It's time to trash your legacy system and rewrite from scratch

At least one federal tech chief has become convinced that instead of prolonged, incremental modernization of legacy IT, agencies should just rewrite their entire systems in a modern environment.

Shutterstock image.

The conventional wisdom – that modernizing legacy IT is a lengthy process, adequate funding is impossible to get and feds will resist change at every turn – may all be bunk.

"A year and a half ago, I probably thought that we could solve this problem [of severely outdated legacy IT] through incremental migration," said Rob Klopp, CIO of the Social Security Administration, at 1105 Media's Acquire show June 8. "Now I'm pretty much of the opinion that what we need to do is understand the business rules and the business process that's embedded in these legacy systems and just rewrite."

Incremental improvement has been a defining feature of major, decades-long modernization projects, such as the IRS Individual Master File replacement.

But Klopp's experiences have left him thinking it's just as good to scrap the old system wholesale.

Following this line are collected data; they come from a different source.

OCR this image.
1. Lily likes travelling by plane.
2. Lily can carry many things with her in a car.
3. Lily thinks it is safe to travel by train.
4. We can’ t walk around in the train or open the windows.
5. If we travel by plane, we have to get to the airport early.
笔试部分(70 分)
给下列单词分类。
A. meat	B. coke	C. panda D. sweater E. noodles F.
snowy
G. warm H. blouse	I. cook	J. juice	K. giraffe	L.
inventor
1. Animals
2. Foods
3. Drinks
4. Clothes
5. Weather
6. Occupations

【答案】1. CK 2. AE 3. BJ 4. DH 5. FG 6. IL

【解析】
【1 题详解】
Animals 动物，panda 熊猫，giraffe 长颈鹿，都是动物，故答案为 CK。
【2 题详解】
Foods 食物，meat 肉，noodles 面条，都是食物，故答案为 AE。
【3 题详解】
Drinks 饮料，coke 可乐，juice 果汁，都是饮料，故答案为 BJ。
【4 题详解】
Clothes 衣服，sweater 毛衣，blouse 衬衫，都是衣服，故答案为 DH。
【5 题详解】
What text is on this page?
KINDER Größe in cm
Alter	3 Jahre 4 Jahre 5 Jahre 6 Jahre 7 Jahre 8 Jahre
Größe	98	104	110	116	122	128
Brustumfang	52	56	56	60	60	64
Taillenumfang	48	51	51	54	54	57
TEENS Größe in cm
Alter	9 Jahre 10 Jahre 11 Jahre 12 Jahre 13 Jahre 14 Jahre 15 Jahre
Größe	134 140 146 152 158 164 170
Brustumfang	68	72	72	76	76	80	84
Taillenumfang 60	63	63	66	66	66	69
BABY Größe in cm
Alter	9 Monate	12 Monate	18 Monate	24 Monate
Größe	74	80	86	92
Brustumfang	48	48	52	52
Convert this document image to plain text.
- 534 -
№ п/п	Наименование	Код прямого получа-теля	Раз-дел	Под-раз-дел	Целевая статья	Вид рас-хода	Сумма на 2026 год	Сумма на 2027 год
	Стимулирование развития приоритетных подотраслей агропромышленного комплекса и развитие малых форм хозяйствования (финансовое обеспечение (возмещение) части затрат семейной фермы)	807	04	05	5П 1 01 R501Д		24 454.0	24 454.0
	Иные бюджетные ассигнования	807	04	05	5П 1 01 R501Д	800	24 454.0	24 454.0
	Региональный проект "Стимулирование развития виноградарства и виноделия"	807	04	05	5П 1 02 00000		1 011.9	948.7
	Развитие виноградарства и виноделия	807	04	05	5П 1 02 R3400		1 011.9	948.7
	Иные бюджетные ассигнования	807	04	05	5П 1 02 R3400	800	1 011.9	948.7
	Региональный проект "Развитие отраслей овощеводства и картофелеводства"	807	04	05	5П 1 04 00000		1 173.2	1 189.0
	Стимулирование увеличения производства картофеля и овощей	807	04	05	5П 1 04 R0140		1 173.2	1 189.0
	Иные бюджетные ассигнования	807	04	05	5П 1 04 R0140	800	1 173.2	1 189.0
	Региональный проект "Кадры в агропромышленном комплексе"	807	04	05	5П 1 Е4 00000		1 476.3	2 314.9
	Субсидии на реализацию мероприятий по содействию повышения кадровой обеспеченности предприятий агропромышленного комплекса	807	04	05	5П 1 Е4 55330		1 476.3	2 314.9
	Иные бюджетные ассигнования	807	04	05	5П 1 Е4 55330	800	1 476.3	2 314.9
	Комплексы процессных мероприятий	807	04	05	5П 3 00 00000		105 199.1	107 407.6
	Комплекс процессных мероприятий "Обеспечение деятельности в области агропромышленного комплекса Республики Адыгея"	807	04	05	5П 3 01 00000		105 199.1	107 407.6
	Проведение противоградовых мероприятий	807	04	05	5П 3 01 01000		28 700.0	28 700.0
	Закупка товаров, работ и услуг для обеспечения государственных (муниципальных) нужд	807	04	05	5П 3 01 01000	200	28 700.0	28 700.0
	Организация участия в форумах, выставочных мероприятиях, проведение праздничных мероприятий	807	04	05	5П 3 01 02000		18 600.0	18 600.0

"What I believe is that we're getting to the point where the amount of effort to take 30-year-old software and migrate it into a modern environment," Klopp said, "is equal to or greater than the amount of effort to just sort of get your head wrapped around the business rules that are encoded in that monolith and [then] just rewrite from scratch."

Klopp also said federal programmers, many of whom helped build the legacy systems they run today, will likely love a chance to leap ahead on the tech curve, as SSA is doing with Windows 10 adoption.

"The reality is that programmers are geeks whether they program in COBOL or program in Node.js," Klopp said. "When I came to these folks and said, 'Look, there's a new way of doing things, and you probably missed a couple of generations and let's just skip right to the modern way of doing things,' I found that the excitement was palpable."

He added, "All of this talk about culture being a gigantic barrier to moving forward is really kind of a bunch of fluff."

Richard McKinney, CIO of the Transportation Department, echoed Klopp's assessment of agency techies, noting they could be valuable allies against program-level administrators who might balk at change.

McKinney and Klopp agreed that the proposed government-wide $3.1 billion IT modernization fund would provide exactly the sort of seed money needed to jumpstart legacy overhauls.

"The cost of modernization probably isn't what you think if we do it in a modern way," Klopp said.

Instead of giant billion-dollar projects, modernization builds can be broken down into several $25 or $50 million modules, he said, noting that, "in Silicon Valley, there are no $100 million software startups."

While McKinney didn't endorse complete system rewrites with Klopp's gusto, he did stress the importance of rethinking processes during modernization, instead of blindly copying old code into new formats.

He remembered "paving the cow path" decades ago by coding paper processes directly into electronic systems.

Now, he said, it's time to do more than just layer new code on the old paths.